Automated Feature Selection (AFS)
=================================

The Automated Feature Selection (AFS) module plays a critical role in automating the selection of relevant features from large, high-dimensional datasets. Its primary purpose is to identify the **Markov Boundary (Mb)** of a target variable. This significantly reduces the complexity of subsequent causal modeling or prediction tasks by focusing only on the variables most relevant to the target. By automatically selecting features and configuring prediction models, AFS streamlines the data analysis process and supports researchers in efficiently building robust, interpretable models.

AFS operates within the broader **ETIA** framework, designed for automated causal discovery and reasoning. It serves as the first step in a pipeline where dimensionality reduction is essential to improve the efficiency of downstream causal learning and predictive modeling tasks. The ability to handle various data types—continuous, categorical, and mixed—allows AFS to be adaptable to numerous problem domains. Its flexible architecture and seamless integration with different algorithms enable it to cater to both non-experts and experienced researchers.

Core Objectives
---------------

The core objectives of AFS include:

- Identifying the Markov boundary of the target variable(s).
- Selecting and configuring predictive models to assess feature relevance.
- Optimizing predictive performance while ensuring minimal feature selection.
- Handling large datasets efficiently, leveraging parallel processing.

How AFS Works
--------------

AFS employs a two-stage process:

1. **Predictive Configuration Generator (CG)**:
   This module generates multiple configurations of feature selection and predictive algorithms. It uses a predefined search space of hyperparameters tailored to each dataset and target. Feature selection algorithms like **FBED** and **SES** are configured and applied to identify features that are statistically equivalent or most relevant.

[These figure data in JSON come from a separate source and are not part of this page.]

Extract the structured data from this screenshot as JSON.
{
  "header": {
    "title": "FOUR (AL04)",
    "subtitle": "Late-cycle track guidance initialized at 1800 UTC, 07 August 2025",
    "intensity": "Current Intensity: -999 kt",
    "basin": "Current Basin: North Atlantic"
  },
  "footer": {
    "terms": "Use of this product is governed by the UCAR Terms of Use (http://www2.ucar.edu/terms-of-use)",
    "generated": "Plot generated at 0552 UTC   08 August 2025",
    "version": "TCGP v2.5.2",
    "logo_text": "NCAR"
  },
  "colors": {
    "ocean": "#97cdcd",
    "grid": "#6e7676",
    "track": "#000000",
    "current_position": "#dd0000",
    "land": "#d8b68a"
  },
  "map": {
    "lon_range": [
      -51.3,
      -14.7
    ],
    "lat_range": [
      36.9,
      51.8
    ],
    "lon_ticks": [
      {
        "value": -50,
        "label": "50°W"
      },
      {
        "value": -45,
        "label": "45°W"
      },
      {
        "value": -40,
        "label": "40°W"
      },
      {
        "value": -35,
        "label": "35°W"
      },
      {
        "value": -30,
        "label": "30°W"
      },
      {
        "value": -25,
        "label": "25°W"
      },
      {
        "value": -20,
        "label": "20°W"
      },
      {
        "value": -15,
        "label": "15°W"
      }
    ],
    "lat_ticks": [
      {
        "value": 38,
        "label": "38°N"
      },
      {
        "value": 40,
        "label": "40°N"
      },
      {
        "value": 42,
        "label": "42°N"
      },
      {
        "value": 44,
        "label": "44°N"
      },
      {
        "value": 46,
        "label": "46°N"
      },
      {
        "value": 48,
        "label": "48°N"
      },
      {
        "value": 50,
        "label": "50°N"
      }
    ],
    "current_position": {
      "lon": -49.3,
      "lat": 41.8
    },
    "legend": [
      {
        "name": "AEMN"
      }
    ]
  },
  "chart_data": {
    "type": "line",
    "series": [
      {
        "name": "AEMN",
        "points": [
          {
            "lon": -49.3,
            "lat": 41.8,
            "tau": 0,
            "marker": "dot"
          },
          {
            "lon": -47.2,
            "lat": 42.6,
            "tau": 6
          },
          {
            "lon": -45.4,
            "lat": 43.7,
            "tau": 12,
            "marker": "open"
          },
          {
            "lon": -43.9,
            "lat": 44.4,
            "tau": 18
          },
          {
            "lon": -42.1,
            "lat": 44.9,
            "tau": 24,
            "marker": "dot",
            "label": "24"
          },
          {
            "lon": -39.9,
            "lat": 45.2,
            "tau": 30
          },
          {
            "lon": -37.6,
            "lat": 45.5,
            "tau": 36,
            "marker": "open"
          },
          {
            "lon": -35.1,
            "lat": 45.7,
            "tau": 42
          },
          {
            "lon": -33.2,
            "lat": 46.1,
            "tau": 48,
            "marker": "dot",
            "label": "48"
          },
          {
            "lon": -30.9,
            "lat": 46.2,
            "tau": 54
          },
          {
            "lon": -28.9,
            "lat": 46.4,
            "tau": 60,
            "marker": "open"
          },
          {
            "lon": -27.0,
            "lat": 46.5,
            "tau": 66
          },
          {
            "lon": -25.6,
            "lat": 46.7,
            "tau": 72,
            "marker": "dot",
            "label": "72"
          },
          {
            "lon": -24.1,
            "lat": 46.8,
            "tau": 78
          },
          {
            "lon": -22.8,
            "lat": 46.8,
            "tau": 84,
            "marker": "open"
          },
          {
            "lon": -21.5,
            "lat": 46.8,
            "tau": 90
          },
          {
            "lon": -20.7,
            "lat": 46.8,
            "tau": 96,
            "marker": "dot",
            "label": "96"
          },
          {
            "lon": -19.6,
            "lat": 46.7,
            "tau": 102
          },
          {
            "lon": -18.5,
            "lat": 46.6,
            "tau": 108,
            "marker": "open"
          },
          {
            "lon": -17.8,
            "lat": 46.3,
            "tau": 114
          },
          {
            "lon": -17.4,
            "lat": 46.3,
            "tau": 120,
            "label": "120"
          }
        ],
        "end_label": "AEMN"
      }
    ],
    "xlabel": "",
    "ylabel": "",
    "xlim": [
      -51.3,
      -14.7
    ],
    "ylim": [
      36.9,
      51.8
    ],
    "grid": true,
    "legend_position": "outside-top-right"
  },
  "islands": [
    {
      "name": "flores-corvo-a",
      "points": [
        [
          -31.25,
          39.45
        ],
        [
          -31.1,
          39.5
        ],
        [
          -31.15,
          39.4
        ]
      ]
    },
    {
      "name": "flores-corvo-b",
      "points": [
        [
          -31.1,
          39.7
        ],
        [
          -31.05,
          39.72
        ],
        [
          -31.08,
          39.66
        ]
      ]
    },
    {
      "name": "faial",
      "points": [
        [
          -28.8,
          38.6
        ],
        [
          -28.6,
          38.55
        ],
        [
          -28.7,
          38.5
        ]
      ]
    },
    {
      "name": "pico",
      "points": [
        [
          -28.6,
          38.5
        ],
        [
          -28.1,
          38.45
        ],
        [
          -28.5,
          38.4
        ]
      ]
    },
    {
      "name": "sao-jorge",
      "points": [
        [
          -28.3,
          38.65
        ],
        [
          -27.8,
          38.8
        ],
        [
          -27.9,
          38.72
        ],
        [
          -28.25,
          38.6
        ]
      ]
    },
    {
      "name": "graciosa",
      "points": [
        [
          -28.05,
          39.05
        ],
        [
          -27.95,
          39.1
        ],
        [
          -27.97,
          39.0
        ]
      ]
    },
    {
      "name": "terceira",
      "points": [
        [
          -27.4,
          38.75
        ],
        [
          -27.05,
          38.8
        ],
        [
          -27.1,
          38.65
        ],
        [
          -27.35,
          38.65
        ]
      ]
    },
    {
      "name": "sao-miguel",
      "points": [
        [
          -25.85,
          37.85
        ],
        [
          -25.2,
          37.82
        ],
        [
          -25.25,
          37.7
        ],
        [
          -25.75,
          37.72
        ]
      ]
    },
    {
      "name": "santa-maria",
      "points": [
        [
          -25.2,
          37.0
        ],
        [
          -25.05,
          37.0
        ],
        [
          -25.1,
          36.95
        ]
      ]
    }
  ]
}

2. **Predictive Configuration Evaluator (CE)**:
   The CE assesses the performance of the generated configurations using cross-validation (5-fold by default). It measures the predictive performance based on metrics like the **Area Under the Receiver Operating Characteristic (AUROC)** for classification tasks or the **coefficient of determination (R²)** for regression tasks. The best-performing configuration is selected and applied to all data, returning the final set of selected features along with the optimal predictive model.

AFS Output
----------

The output of AFS includes:

- A set of selected features, which are the Markov boundaries of the target(s).
- The best-performing predictive model.
- An evaluation of the model’s predictive performance.
- The reduced dataset
AFS ensures that the selected features are not only statistically relevant but also optimized for prediction, improving both the efficiency and accuracy of subsequent analysis.


Available Algorithms
--------------------

The AFS module includes several feature selection and prediction algorithms. Below is a table summarizing the available algorithms and their hyperparameters:

**Feature Selection Algorithms**

+------------+-------------------+---------------------------------------+
| Algorithm  | Hyperparameters   | Default Values                        |
+============+===================+=======================================+
| FBED       | alpha             | [0.05, 0.01]                          |
|            | k                 | [3, 5]                                |
|            | ind_test_name     | ['testIndFisher']                     |
+------------+-------------------+---------------------------------------+
| SES        | alpha             | [0.05, 0.01]                          |
|            | k                 | [3, 5]                                |
|            | ind_test_name     | ['testIndFisher']                     |
+------------+-------------------+---------------------------------------+


**Predictive Algorithms**

+------------------+-------------------+-----------------------------------+
| Algorithm        | Hyperparameters   | Default Values                    |
+==================+===================+===================================+
| Random Forest    | n_estimators      | [50, 100]                         |
|                  | min_samples_leaf  | [0.1]                             |
|                  | max_features      | ['sqrt']                          |
+------------------+-------------------+-----------------------------------+
| Linear Regression| None              |                                   |
+------------------+-------------------+-----------------------------------+

Main Class
----------

The main entry point for using the AFS module is through the `AFS` class. This class provides methods to configure, execute feature selection, and manage results. It integrates preprocessing steps, feature selection, and predictive modeling in a seamless workflow.

.. autoclass:: ETIA.AFS.AFS
    :members:
    :undoc-members:
    :show-inheritance:



Helper Classes
---------------

Below is a list of available classes in the AFS module:

### Helper Classes

.. toctree::
   :maxdepth: 2
   :caption: Contents:

   AFS.feature_selector.rst
   AFS.oos.rst
   AFS.predictive_configurator.rst
   AFS.predictive_model.rst
   AFS.preprocessor.rst
   AFS.utils.rst


Each class is responsible for different aspects of the feature selection and prediction pipeline, ensuring flexibility and modularity in the system.